Question two: The following Matrix gives the number of units of three product ( \( \mathrm{M}, \mathrm{N} \) and O ), that can be processed per hour on three machines ( \( \mathrm{I}, \mathrm{II} \) and III) \[ \begin{array}{lll}\text { I } & \text { II } & \text { III }\end{array} \] \[ N\left[\begin{array}{lll}10 & 12 & 15 \\ 20 & 11 & 20 \\ 16 & 18 & 14\end{array}\right] \] Determine by using matrix algebra, how many units of each product can be produced, if the hours available on machine I, II and III are 50,40 and 42

To find the number of units of products \( \mathrm{M}, \mathrm{N}, \) and \( \mathrm{O} \) that can be produced using matrix algebra, we can set up a system of equations based on the given matrix and the available hours for each machine.

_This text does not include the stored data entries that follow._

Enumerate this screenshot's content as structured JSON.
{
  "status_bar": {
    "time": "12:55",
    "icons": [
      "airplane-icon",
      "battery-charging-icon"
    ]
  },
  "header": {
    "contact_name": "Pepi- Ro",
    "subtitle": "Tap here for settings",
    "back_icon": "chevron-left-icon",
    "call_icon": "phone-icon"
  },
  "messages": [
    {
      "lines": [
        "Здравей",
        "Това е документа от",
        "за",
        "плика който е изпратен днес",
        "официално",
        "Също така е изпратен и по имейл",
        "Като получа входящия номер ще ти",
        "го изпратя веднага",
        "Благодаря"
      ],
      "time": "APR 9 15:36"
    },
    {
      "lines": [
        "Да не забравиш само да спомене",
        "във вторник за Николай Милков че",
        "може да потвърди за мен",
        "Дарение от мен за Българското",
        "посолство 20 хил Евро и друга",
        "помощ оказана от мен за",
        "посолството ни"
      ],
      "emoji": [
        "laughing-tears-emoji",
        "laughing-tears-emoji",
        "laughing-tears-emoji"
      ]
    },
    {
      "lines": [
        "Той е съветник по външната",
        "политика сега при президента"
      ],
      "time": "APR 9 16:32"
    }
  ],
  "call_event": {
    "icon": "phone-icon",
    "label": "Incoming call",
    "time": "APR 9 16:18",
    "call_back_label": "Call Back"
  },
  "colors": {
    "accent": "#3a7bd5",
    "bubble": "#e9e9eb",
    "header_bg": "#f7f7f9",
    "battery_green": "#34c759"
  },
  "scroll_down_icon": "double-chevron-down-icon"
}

Let \( x_1, x_2, \) and \( x_3 \) be the number of units produced of products \( \mathrm{M}, \mathrm{N}, \) and \( \mathrm{O} \), respectively. We will use the matrix of processing capabilities and the hours available for each machine to create the equation: \[ \begin{bmatrix} 10 & 12 & 15 \\ 20 & 11 & 20 \\ 16 & 18 & 14 \end{bmatrix} \begin{bmatrix} x_1 \\ x_2 \\ x_3 \end{bmatrix} = \begin{bmatrix} 50 \\ 40 \\ 42 \end{bmatrix} \] By solving this matrix equation using techniques such as Gaussian elimination or using an inverse matrix, you'll find the values of \( x_1, x_2, \) and \( x_3 \). One fun historical tip: the concept of using linear algebra and matrix methods to solve real-world problems dates back to ancient civilizations! While matrices became formalized in the 19th century, similar systems can be traced back to various historical applications like resource allocation in agriculture or inventory management in trade. For practical application in today's world, businesses regularly utilize matrix algebra for resource optimization. For instance, manufacturers might use these calculations to determine how many products to produce based on limited machine time and different product line efficiencies. This not only saves time but also maximizes profit, helping to streamline operations in a fun, dynamic way!